Filtering with the Filter Property


Use a form's Filter property to specify a string that makes the form return a subset of the records its Record Source property designates. A form's Record Source property can be a table, view, stored procedure, or T-SQL SELECT statement. The Filter property also applies to reports.

When you use the Filter property with a form in SQL Server databases, first set the form's FilterOn property to False and save the form. You can insert the code for this task in the form's Open event procedure. Note that this step is unnecessary if you're using Access database files.

The code that assigns a value to a form's Filter property has a format similar to the WHERE clause of a SELECT statement (except without the WHERE keyword). In its simplest format, the expression for a Filter assignment is fieldname = value. After a user selects a state from the cboFilterState combo box, the control displays the user's selected state for filtering authors. Your application can set the Filter property for the form with an assignment expression in the AfterUpdate event procedure for the combo box.

After you set the property, turn on the filter by setting the form's FilterOn property to True. (Note that the FilterOn property is not available for a form when you design it.) Set the form's Filter property to a zero-length string (i.e., " ") when users signal they want to show all records again. (In this case, you don't need to set the FilterOn property to True.) Assign the zero-length string in the Click event procedure for the cmdShowAll command button.

The three event procedures in Listing 1 show the syntax for statements that manage the Filter property in the sample application. The Form_Open event procedure ensures that the FilterOn property is False when the form initially loads. The cboFilterState_AfterUpdate event procedure creates a string expression that sets state equal to the value in the cboFilterState combo box and assigns the expression to the current form's Filter property. The cmdShowAll_Click event procedure demonstrates the syntax for clearing any existing filters for a form.

Filtering with the ServerFilter Property


Access 2000 includes the new ServerFilter property. Like the previous Filter property, ServerFilter returns a subset of the records associated with a form's Record Source property. Furthermore, you use the same expression format to specify a ServerFilter property or a Filter property. But the method you use to invoke the ServerFilter property is different from the method you use to invoke the Filter property. Additionally, you don't need a Form_Open event procedure that ensures the ServerFilter property is off. Both Filter and ServerFilter are available for forms and reports, but data access pages—the data-based Web pages,c which Office 2000 introduced—can use only ServerFilter.

To implement filtering with ServerFilter, the code in the sample requires only two event procedures, as Listing 2 shows. The cboFilterState_AfterUpdate event procedure requires an expression to assign a string value to the form's ServerFilter property. (This expression is the same one you used to set the Filter property in the preceding example.) Instead of invoking the filter by assigning a value of True to the FilterOn property, you invoke a ServerFilter property by applying the Refresh method to the form. (Note that Access 2000 Help documentation incorrectly instructs you to apply a ServerFilter assignment by assigning True to the form's ServerFilterByForm property. In fact, assigning True has no effect on filtering of the form's records.) The cmdShowAll _Click event procedure reverses the application of the ServerFilter expression by assigning a zero-length string to the property and invoking the form's Refresh method.

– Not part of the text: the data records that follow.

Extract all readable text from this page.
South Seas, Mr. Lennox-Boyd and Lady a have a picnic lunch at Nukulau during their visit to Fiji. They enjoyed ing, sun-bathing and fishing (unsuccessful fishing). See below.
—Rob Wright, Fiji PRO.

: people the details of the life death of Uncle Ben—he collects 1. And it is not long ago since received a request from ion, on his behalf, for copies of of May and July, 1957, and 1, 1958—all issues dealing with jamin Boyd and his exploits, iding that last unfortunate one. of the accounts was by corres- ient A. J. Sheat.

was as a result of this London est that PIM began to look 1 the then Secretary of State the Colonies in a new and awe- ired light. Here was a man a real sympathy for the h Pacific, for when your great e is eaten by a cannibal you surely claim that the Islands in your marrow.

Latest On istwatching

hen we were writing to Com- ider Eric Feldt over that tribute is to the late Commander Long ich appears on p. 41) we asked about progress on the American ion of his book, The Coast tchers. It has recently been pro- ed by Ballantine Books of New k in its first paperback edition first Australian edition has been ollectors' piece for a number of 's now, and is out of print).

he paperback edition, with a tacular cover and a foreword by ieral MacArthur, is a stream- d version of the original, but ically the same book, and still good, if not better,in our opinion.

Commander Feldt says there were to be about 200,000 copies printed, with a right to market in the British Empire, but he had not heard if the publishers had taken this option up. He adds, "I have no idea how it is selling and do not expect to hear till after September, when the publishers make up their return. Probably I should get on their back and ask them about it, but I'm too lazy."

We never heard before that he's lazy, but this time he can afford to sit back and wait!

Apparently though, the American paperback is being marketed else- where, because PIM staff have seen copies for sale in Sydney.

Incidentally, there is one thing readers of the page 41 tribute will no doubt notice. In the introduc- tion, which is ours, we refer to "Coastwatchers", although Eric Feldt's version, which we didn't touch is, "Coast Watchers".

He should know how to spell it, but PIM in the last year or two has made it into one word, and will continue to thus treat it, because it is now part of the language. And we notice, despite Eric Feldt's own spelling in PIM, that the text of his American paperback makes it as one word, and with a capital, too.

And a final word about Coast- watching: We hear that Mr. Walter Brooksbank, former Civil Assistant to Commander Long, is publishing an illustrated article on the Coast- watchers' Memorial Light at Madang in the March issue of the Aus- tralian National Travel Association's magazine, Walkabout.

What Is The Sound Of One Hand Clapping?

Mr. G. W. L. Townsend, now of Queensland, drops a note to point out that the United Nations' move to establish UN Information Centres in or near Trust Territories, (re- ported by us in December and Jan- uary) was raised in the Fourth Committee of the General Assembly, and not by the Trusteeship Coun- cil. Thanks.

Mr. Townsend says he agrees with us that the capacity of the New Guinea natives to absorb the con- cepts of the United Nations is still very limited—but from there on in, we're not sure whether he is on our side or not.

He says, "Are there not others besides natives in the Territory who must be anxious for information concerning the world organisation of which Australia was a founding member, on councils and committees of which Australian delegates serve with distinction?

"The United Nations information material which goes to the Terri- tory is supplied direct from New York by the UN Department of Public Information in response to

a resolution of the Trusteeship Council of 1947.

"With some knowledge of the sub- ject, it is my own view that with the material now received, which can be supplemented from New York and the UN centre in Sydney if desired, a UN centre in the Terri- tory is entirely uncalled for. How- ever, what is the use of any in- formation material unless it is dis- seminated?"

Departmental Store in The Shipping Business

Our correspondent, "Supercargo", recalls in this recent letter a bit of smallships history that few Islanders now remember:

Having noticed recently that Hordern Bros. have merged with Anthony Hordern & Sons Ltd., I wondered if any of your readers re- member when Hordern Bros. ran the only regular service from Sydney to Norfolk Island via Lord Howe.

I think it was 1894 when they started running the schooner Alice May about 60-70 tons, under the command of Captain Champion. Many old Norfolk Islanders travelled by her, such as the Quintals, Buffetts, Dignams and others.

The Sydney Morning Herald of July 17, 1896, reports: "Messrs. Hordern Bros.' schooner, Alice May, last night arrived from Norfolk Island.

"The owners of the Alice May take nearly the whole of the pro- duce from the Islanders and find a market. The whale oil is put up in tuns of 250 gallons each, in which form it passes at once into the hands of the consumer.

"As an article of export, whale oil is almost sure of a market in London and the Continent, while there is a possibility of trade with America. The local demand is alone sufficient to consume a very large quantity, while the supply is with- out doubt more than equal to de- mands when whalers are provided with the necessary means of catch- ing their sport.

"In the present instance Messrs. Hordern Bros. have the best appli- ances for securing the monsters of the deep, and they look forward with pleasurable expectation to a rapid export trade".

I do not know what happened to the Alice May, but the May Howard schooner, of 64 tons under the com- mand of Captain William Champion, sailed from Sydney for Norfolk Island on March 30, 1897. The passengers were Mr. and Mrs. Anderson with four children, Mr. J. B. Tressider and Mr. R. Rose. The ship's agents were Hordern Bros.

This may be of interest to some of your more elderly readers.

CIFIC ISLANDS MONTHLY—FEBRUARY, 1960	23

I've demonstrated two approaches to filtering SQL Server databases on Access 2000 forms. Dynamic filtering is a powerful feature that helps users take charge of data on their forms. Developers who use the traditional Filter property with Access database files will feel comfortable with this technique as they migrate to SQL Server databases.

The ServerFilter property works more efficiently with SQL Server and Access forms (for example, you don't have to turn off the Server Filter property before you can turn it on). In addition, ServerFilter works for data access pages as well as Access forms and reports.